Los adolescentes. A punto de serlo y los propios porta granos, se sienten aburridos en lugares como los campings. La pandilla de amigos se convierte en un grupo variado de desconocidos que juegan al escondite en todo el camping (pobre del que la pocha) y de correcalles de chicos y chicas en plan “este me gusta y el otro qué feo es”. Los chicos juegan en la piscina o se escapan hasta la playa para hacer el tonto con un balón y rebozarse en la arena como croquetas. Alguno incluso, que aún conserva el futuro de arquitecto, como todos los niños en la playa, construirá alguna barrera anti olas. Las chicas en cambio estarán super arregladas, se ducharán y peinarán y no jugarán a nada. Como mucho tomarán un helado o refresco en la cafetería o pasarán las horas en la entrada del camping guardando la compostura y persiguiendo con la mirada al más melenas, más macarra, o al que tenga más bronceado, escapando si es posible, con algún veinteañero autóctono y en su mayor parte, paleto, que se arrimará por allí con una moto destartalada, pero el fin y al cabo, moto, que no bici.

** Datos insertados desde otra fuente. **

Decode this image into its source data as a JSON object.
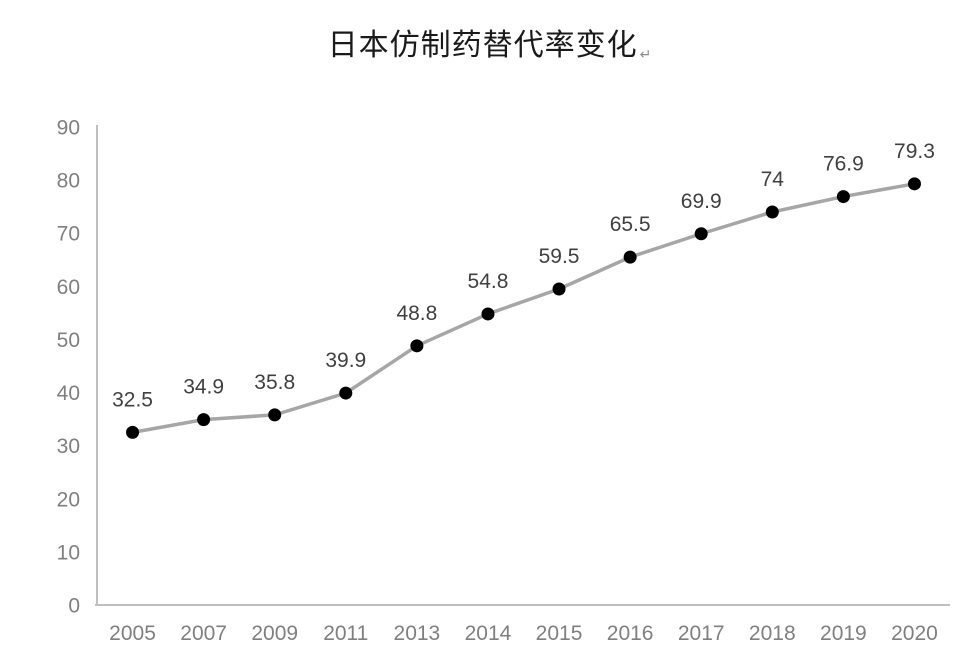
{
  "title_mark": "↵",
  "chart_data": {
    "type": "line",
    "title": "日本仿制药替代率变化",
    "categories": [
      "2005",
      "2007",
      "2009",
      "2011",
      "2013",
      "2014",
      "2015",
      "2016",
      "2017",
      "2018",
      "2019",
      "2020"
    ],
    "values": [
      32.5,
      34.9,
      35.8,
      39.9,
      48.8,
      54.8,
      59.5,
      65.5,
      69.9,
      74,
      76.9,
      79.3
    ],
    "data_labels": [
      "32.5",
      "34.9",
      "35.8",
      "39.9",
      "48.8",
      "54.8",
      "59.5",
      "65.5",
      "69.9",
      "74",
      "76.9",
      "79.3"
    ],
    "xlabel": "",
    "ylabel": "",
    "ylim": [
      0,
      90
    ],
    "yticks": [
      0,
      10,
      20,
      30,
      40,
      50,
      60,
      70,
      80,
      90
    ],
    "grid": false,
    "legend": false,
    "data_labels_position": "above",
    "colors": {
      "line": "#a6a6a6",
      "marker": "#000000",
      "data_label": "#404040",
      "tick_label": "#7f7f7f",
      "axis": "#bfbfbf",
      "title": "#1a1a1a",
      "background": "#ffffff"
    }
  }
}
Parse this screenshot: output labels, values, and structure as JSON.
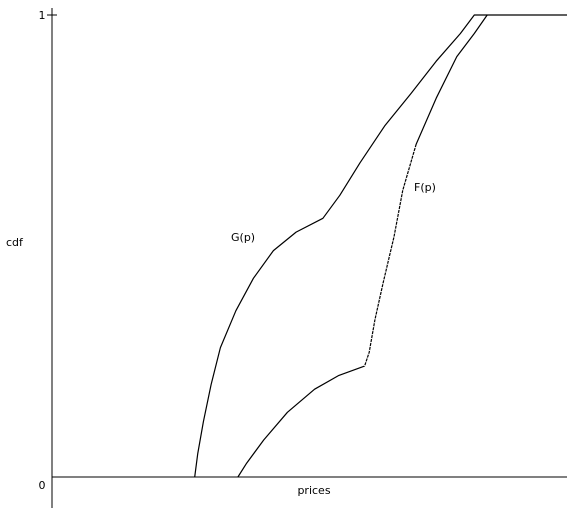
{
  "chart_data": {
    "type": "line",
    "title": "",
    "xlabel": "prices",
    "ylabel": "cdf",
    "yticks": [
      {
        "value": 0,
        "label": "0"
      },
      {
        "value": 1,
        "label": "1"
      }
    ],
    "ylim": [
      0,
      1
    ],
    "xlim": [
      0,
      1
    ],
    "grid": false,
    "legend": "none",
    "series": [
      {
        "name": "G(p)",
        "color": "#000000",
        "points": [
          [
            0.277,
            0.0
          ],
          [
            0.283,
            0.05
          ],
          [
            0.294,
            0.12
          ],
          [
            0.309,
            0.2
          ],
          [
            0.327,
            0.28
          ],
          [
            0.357,
            0.36
          ],
          [
            0.391,
            0.43
          ],
          [
            0.43,
            0.49
          ],
          [
            0.474,
            0.53
          ],
          [
            0.526,
            0.56
          ],
          [
            0.559,
            0.61
          ],
          [
            0.598,
            0.68
          ],
          [
            0.646,
            0.76
          ],
          [
            0.697,
            0.83
          ],
          [
            0.746,
            0.9
          ],
          [
            0.793,
            0.96
          ],
          [
            0.82,
            1.0
          ],
          [
            1.0,
            1.0
          ]
        ]
      },
      {
        "name": "F(p)",
        "color": "#000000",
        "points": [
          [
            0.361,
            0.0
          ],
          [
            0.378,
            0.03
          ],
          [
            0.411,
            0.08
          ],
          [
            0.457,
            0.14
          ],
          [
            0.51,
            0.19
          ],
          [
            0.557,
            0.22
          ],
          [
            0.607,
            0.24
          ],
          [
            0.616,
            0.27
          ],
          [
            0.627,
            0.34
          ],
          [
            0.643,
            0.42
          ],
          [
            0.664,
            0.52
          ],
          [
            0.681,
            0.62
          ],
          [
            0.707,
            0.72
          ],
          [
            0.746,
            0.82
          ],
          [
            0.786,
            0.91
          ],
          [
            0.82,
            0.96
          ],
          [
            0.845,
            1.0
          ]
        ]
      }
    ],
    "annotations": [
      {
        "text": "G(p)",
        "series": "G(p)"
      },
      {
        "text": "F(p)",
        "series": "F(p)"
      }
    ]
  }
}
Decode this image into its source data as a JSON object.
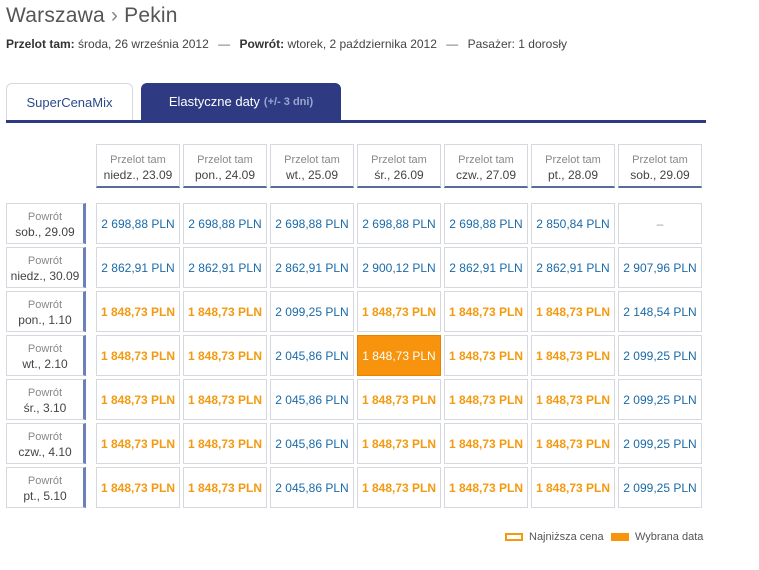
{
  "header": {
    "origin": "Warszawa",
    "separator": "›",
    "destination": "Pekin",
    "outbound_label": "Przelot tam:",
    "outbound_date": "środa, 26 września 2012",
    "return_label": "Powrót:",
    "return_date": "wtorek, 2 października 2012",
    "passenger_label": "Pasażer:",
    "passenger_value": "1 dorosły",
    "dash": "—"
  },
  "tabs": {
    "super_label": "SuperCenaMix",
    "elastic_label": "Elastyczne daty",
    "elastic_hint": "(+/- 3 dni)"
  },
  "columns_label": "Przelot tam",
  "rows_label": "Powrót",
  "columns": [
    "niedz., 23.09",
    "pon., 24.09",
    "wt., 25.09",
    "śr., 26.09",
    "czw., 27.09",
    "pt., 28.09",
    "sob., 29.09"
  ],
  "rows": [
    "sob., 29.09",
    "niedz., 30.09",
    "pon., 1.10",
    "wt., 2.10",
    "śr., 3.10",
    "czw., 4.10",
    "pt., 5.10"
  ],
  "prices": [
    [
      "2 698,88 PLN",
      "2 698,88 PLN",
      "2 698,88 PLN",
      "2 698,88 PLN",
      "2 698,88 PLN",
      "2 850,84 PLN",
      "–"
    ],
    [
      "2 862,91 PLN",
      "2 862,91 PLN",
      "2 862,91 PLN",
      "2 900,12 PLN",
      "2 862,91 PLN",
      "2 862,91 PLN",
      "2 907,96 PLN"
    ],
    [
      "1 848,73 PLN",
      "1 848,73 PLN",
      "2 099,25 PLN",
      "1 848,73 PLN",
      "1 848,73 PLN",
      "1 848,73 PLN",
      "2 148,54 PLN"
    ],
    [
      "1 848,73 PLN",
      "1 848,73 PLN",
      "2 045,86 PLN",
      "1 848,73 PLN",
      "1 848,73 PLN",
      "1 848,73 PLN",
      "2 099,25 PLN"
    ],
    [
      "1 848,73 PLN",
      "1 848,73 PLN",
      "2 045,86 PLN",
      "1 848,73 PLN",
      "1 848,73 PLN",
      "1 848,73 PLN",
      "2 099,25 PLN"
    ],
    [
      "1 848,73 PLN",
      "1 848,73 PLN",
      "2 045,86 PLN",
      "1 848,73 PLN",
      "1 848,73 PLN",
      "1 848,73 PLN",
      "2 099,25 PLN"
    ],
    [
      "1 848,73 PLN",
      "1 848,73 PLN",
      "2 045,86 PLN",
      "1 848,73 PLN",
      "1 848,73 PLN",
      "1 848,73 PLN",
      "2 099,25 PLN"
    ]
  ],
  "cheapest_price": "1 848,73 PLN",
  "selected": {
    "row": 3,
    "col": 3
  },
  "legend": {
    "lowest_label": "Najniższa cena",
    "selected_label": "Wybrana data"
  },
  "colors": {
    "accent_navy": "#2e3a82",
    "cheapest_orange": "#f39a10",
    "selected_orange": "#f7930c",
    "price_blue": "#1a6aa8"
  }
}
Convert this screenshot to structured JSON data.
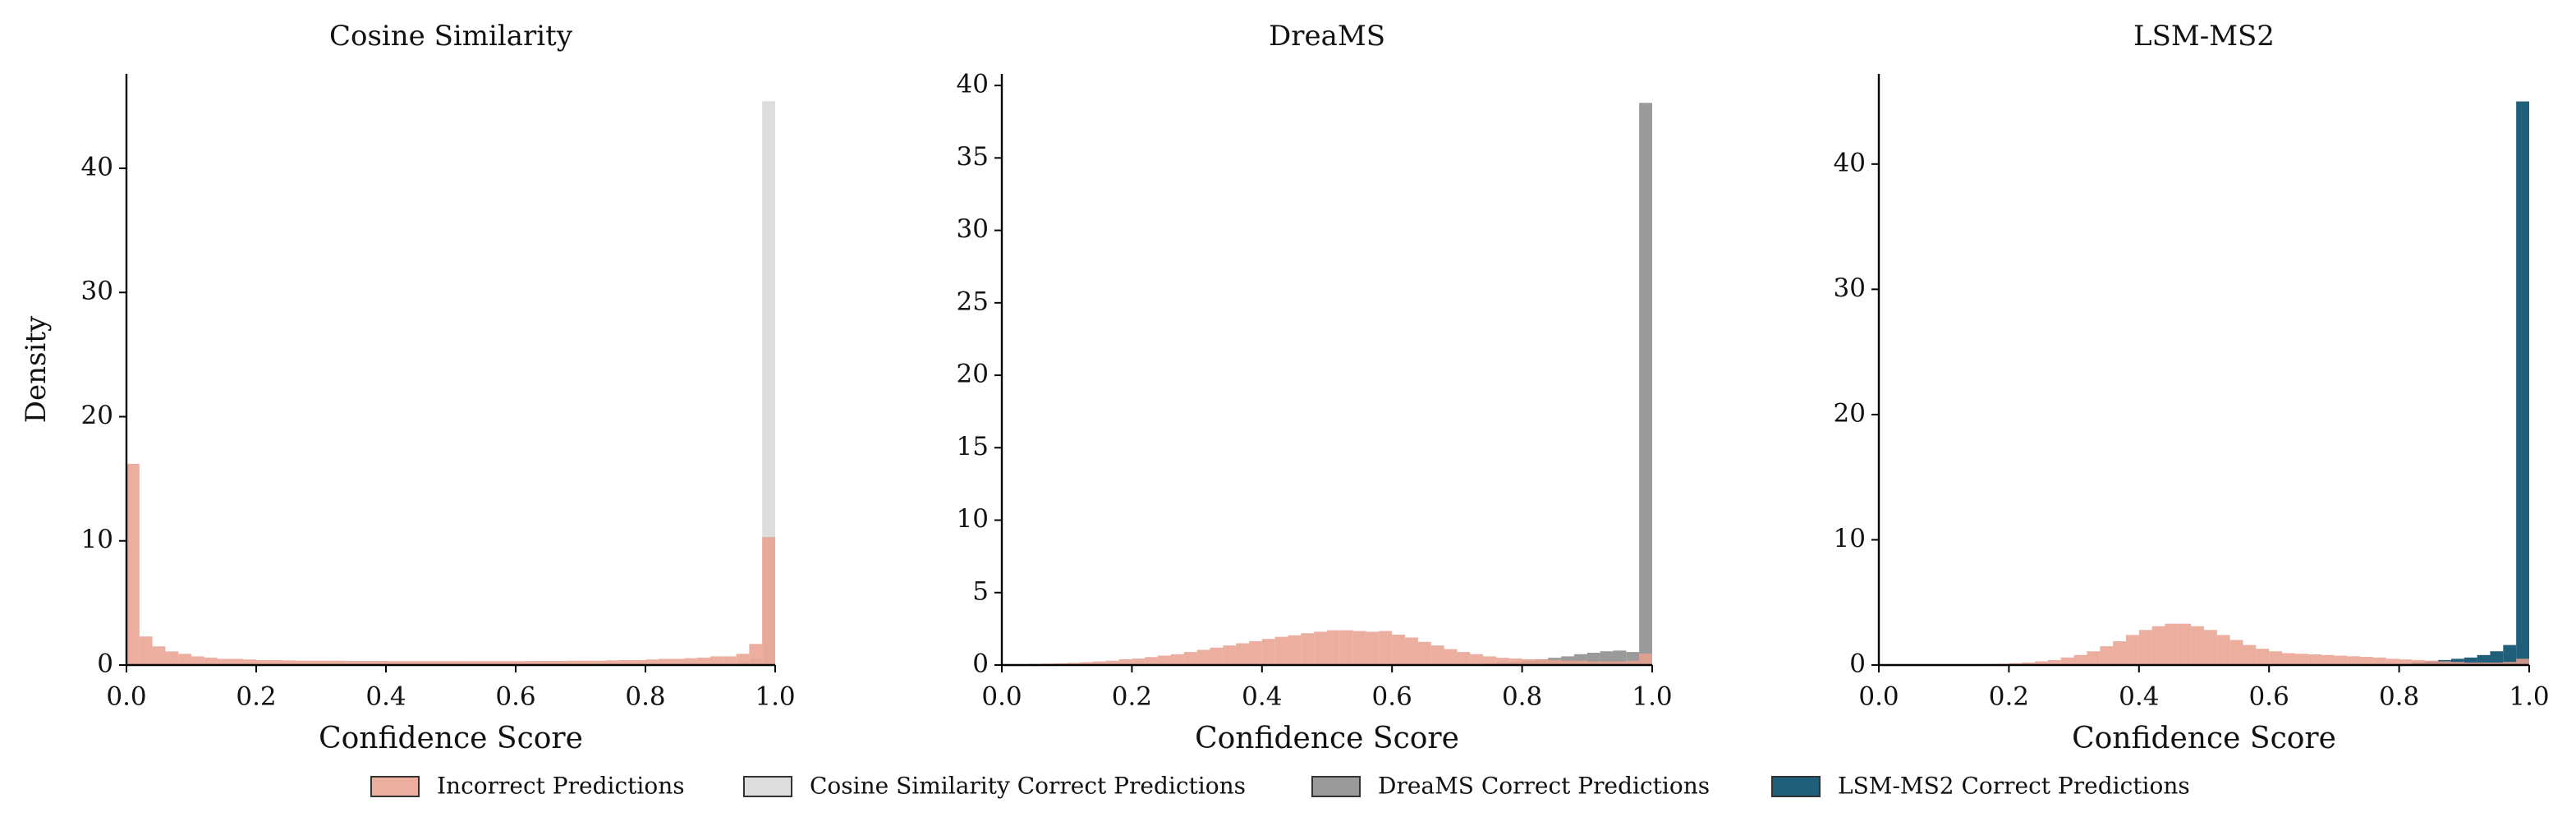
{
  "chart_data": [
    {
      "type": "histogram",
      "title": "Cosine Similarity",
      "xlabel": "Confidence Score",
      "ylabel": "Density",
      "bins": [
        0,
        0.02,
        0.04,
        0.06,
        0.08,
        0.1,
        0.12,
        0.14,
        0.16,
        0.18,
        0.2,
        0.22,
        0.24,
        0.26,
        0.28,
        0.3,
        0.32,
        0.34,
        0.36,
        0.38,
        0.4,
        0.42,
        0.44,
        0.46,
        0.48,
        0.5,
        0.52,
        0.54,
        0.56,
        0.58,
        0.6,
        0.62,
        0.64,
        0.66,
        0.68,
        0.7,
        0.72,
        0.74,
        0.76,
        0.78,
        0.8,
        0.82,
        0.84,
        0.86,
        0.88,
        0.9,
        0.92,
        0.94,
        0.96,
        0.98,
        1
      ],
      "series": [
        {
          "name": "Incorrect Predictions",
          "color": "#e8a08e",
          "values": [
            16.2,
            2.3,
            1.5,
            1.1,
            0.9,
            0.7,
            0.6,
            0.5,
            0.5,
            0.45,
            0.4,
            0.4,
            0.38,
            0.35,
            0.35,
            0.35,
            0.35,
            0.33,
            0.33,
            0.33,
            0.32,
            0.32,
            0.32,
            0.32,
            0.32,
            0.32,
            0.32,
            0.32,
            0.32,
            0.32,
            0.32,
            0.33,
            0.33,
            0.33,
            0.35,
            0.35,
            0.35,
            0.38,
            0.4,
            0.4,
            0.45,
            0.5,
            0.5,
            0.55,
            0.6,
            0.7,
            0.7,
            0.9,
            1.7,
            10.3
          ]
        },
        {
          "name": "Cosine Similarity Correct Predictions",
          "color": "#dddddd",
          "values": [
            0,
            0,
            0,
            0,
            0,
            0,
            0,
            0,
            0,
            0,
            0,
            0,
            0,
            0,
            0,
            0,
            0,
            0,
            0,
            0,
            0,
            0,
            0,
            0,
            0,
            0,
            0,
            0,
            0,
            0,
            0,
            0,
            0,
            0,
            0,
            0,
            0,
            0,
            0,
            0,
            0,
            0,
            0,
            0,
            0,
            0,
            0.1,
            0.2,
            0.5,
            45.4
          ]
        }
      ],
      "xlim": [
        0,
        1
      ],
      "ylim": [
        0,
        47.6
      ],
      "xticks": [
        {
          "value": 0,
          "label": "0.0"
        },
        {
          "value": 0.2,
          "label": "0.2"
        },
        {
          "value": 0.4,
          "label": "0.4"
        },
        {
          "value": 0.6,
          "label": "0.6"
        },
        {
          "value": 0.8,
          "label": "0.8"
        },
        {
          "value": 1,
          "label": "1.0"
        }
      ],
      "yticks": [
        0,
        10,
        20,
        30,
        40
      ]
    },
    {
      "type": "histogram",
      "title": "DreaMS",
      "xlabel": "Confidence Score",
      "bins": [
        0,
        0.02,
        0.04,
        0.06,
        0.08,
        0.1,
        0.12,
        0.14,
        0.16,
        0.18,
        0.2,
        0.22,
        0.24,
        0.26,
        0.28,
        0.3,
        0.32,
        0.34,
        0.36,
        0.38,
        0.4,
        0.42,
        0.44,
        0.46,
        0.48,
        0.5,
        0.52,
        0.54,
        0.56,
        0.58,
        0.6,
        0.62,
        0.64,
        0.66,
        0.68,
        0.7,
        0.72,
        0.74,
        0.76,
        0.78,
        0.8,
        0.82,
        0.84,
        0.86,
        0.88,
        0.9,
        0.92,
        0.94,
        0.96,
        0.98,
        1
      ],
      "series": [
        {
          "name": "Incorrect Predictions",
          "color": "#e8a08e",
          "values": [
            0.05,
            0.05,
            0.08,
            0.1,
            0.12,
            0.15,
            0.2,
            0.25,
            0.3,
            0.4,
            0.45,
            0.55,
            0.65,
            0.75,
            0.9,
            1.05,
            1.2,
            1.35,
            1.5,
            1.65,
            1.8,
            1.95,
            2.05,
            2.2,
            2.3,
            2.4,
            2.4,
            2.35,
            2.3,
            2.35,
            2.1,
            1.9,
            1.6,
            1.35,
            1.1,
            0.9,
            0.75,
            0.6,
            0.5,
            0.45,
            0.4,
            0.4,
            0.35,
            0.3,
            0.3,
            0.25,
            0.25,
            0.25,
            0.3,
            0.8
          ]
        },
        {
          "name": "DreaMS Correct Predictions",
          "color": "#9a9a9a",
          "values": [
            0,
            0,
            0,
            0,
            0,
            0,
            0,
            0,
            0,
            0,
            0,
            0,
            0,
            0,
            0,
            0,
            0,
            0,
            0,
            0,
            0,
            0,
            0,
            0,
            0,
            0,
            0,
            0,
            0,
            0,
            0,
            0,
            0,
            0,
            0,
            0,
            0.05,
            0.1,
            0.15,
            0.2,
            0.3,
            0.4,
            0.5,
            0.6,
            0.75,
            0.85,
            0.95,
            1.0,
            0.9,
            38.8
          ]
        }
      ],
      "xlim": [
        0,
        1
      ],
      "ylim": [
        0,
        40.8
      ],
      "xticks": [
        {
          "value": 0,
          "label": "0.0"
        },
        {
          "value": 0.2,
          "label": "0.2"
        },
        {
          "value": 0.4,
          "label": "0.4"
        },
        {
          "value": 0.6,
          "label": "0.6"
        },
        {
          "value": 0.8,
          "label": "0.8"
        },
        {
          "value": 1,
          "label": "1.0"
        }
      ],
      "yticks": [
        0,
        5,
        10,
        15,
        20,
        25,
        30,
        35,
        40
      ]
    },
    {
      "type": "histogram",
      "title": "LSM-MS2",
      "xlabel": "Confidence Score",
      "bins": [
        0,
        0.02,
        0.04,
        0.06,
        0.08,
        0.1,
        0.12,
        0.14,
        0.16,
        0.18,
        0.2,
        0.22,
        0.24,
        0.26,
        0.28,
        0.3,
        0.32,
        0.34,
        0.36,
        0.38,
        0.4,
        0.42,
        0.44,
        0.46,
        0.48,
        0.5,
        0.52,
        0.54,
        0.56,
        0.58,
        0.6,
        0.62,
        0.64,
        0.66,
        0.68,
        0.7,
        0.72,
        0.74,
        0.76,
        0.78,
        0.8,
        0.82,
        0.84,
        0.86,
        0.88,
        0.9,
        0.92,
        0.94,
        0.96,
        0.98,
        1
      ],
      "series": [
        {
          "name": "Incorrect Predictions",
          "color": "#e8a08e",
          "values": [
            0.02,
            0.02,
            0.03,
            0.03,
            0.04,
            0.05,
            0.06,
            0.07,
            0.08,
            0.1,
            0.15,
            0.2,
            0.3,
            0.4,
            0.6,
            0.8,
            1.1,
            1.5,
            1.9,
            2.4,
            2.8,
            3.1,
            3.3,
            3.3,
            3.1,
            2.8,
            2.4,
            2.0,
            1.6,
            1.3,
            1.1,
            0.95,
            0.9,
            0.85,
            0.8,
            0.75,
            0.7,
            0.65,
            0.6,
            0.5,
            0.45,
            0.4,
            0.35,
            0.3,
            0.25,
            0.2,
            0.2,
            0.2,
            0.25,
            0.5
          ]
        },
        {
          "name": "LSM-MS2 Correct Predictions",
          "color": "#1f5f7a",
          "values": [
            0,
            0,
            0,
            0,
            0,
            0,
            0,
            0,
            0,
            0,
            0,
            0,
            0,
            0,
            0,
            0,
            0,
            0,
            0,
            0,
            0,
            0,
            0,
            0,
            0,
            0,
            0,
            0,
            0,
            0,
            0,
            0,
            0,
            0,
            0,
            0,
            0,
            0,
            0,
            0,
            0.1,
            0.2,
            0.3,
            0.4,
            0.5,
            0.6,
            0.8,
            1.1,
            1.6,
            45.0
          ]
        }
      ],
      "xlim": [
        0,
        1
      ],
      "ylim": [
        0,
        47.2
      ],
      "xticks": [
        {
          "value": 0,
          "label": "0.0"
        },
        {
          "value": 0.2,
          "label": "0.2"
        },
        {
          "value": 0.4,
          "label": "0.4"
        },
        {
          "value": 0.6,
          "label": "0.6"
        },
        {
          "value": 0.8,
          "label": "0.8"
        },
        {
          "value": 1,
          "label": "1.0"
        }
      ],
      "yticks": [
        0,
        10,
        20,
        30,
        40
      ]
    }
  ]
}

Las parejas. Calladas, silenciosas, casi como que no están. Van juntos a los baños, van para allí y para aquí y sólo las más liberales mostrarán a sus individuos yendo al baño en solitario, amenos al peligro que aquello puede significar con tan singular escaparate en el camino. Buscan tranquilidad y no dan más que hablar. Comen bocatas de sardinas, rebanadas de paté, ensaladas con atún en aceite y pulpo en lata y tienen tiendas más pequeñas que las del resto. Lo que se llama economía económica. Veredicto: Si te encuentras en la parcela de al lado con una pareja: No hay peligro.

Matrimonio con hijos. Si es español tendrán una tele en el complejo de tienda-caravana-toldo… y estarán entretenidos viendo la tele un buen rato. Tenerles cerca significa enterarte de todas las noticias y programas de televisión incluso desde dentro de tu tienda. La mujer se acerca a la gorda anteriormente citada y durante el día pretenderá barrer y tener todo controlado y ordenado, si es que tienen una macro parcela. Si no será una amante de la limpieza de la mesa de campo y las sillas del Carrefour, así como tener la comida predispuesta y servida en los platos y fiambrera de colores que todo español tiene con tortilla, pimientos y filetes de pollo rebozados. Se extiende la opción de matrimonio con hijos franceses, de carácter silencioso, con todo bajo control que mutarán de color desde el blanco al rosa, rojo y pocas veces alcanzarán el moreno. Atención al acento gabacho que puede provocar que tú también hables con la lengua pegada al cielo o la boca en forma de culo. Si en esta categoría la variante es italiana podría ser algo de mayor desorden que el gabacho y con mayor carga léxica, que significa más palabrotas, o al menos será que éstas las entenderemos.

Los perros. Hay campings que los aceptan y pueden ponerse a aullar por la noche o hacen caquita en tus proximidades sin que los dueños le vean o duermen y a la mañana siguiente dicen no haberse enterado. Otros te persiguen después de haberte vigilado mientras comes y cuando pasas al lado salen detrás para asustarte. A eso le siguen las voces de los dueños, “chsss”, “quieto, ven aquí”, “¿cómo te lo tengo que decir?” Señora, es un perro, quizás ladrando la entienda. Ay qué revoltoso está hoy… será el tiempo.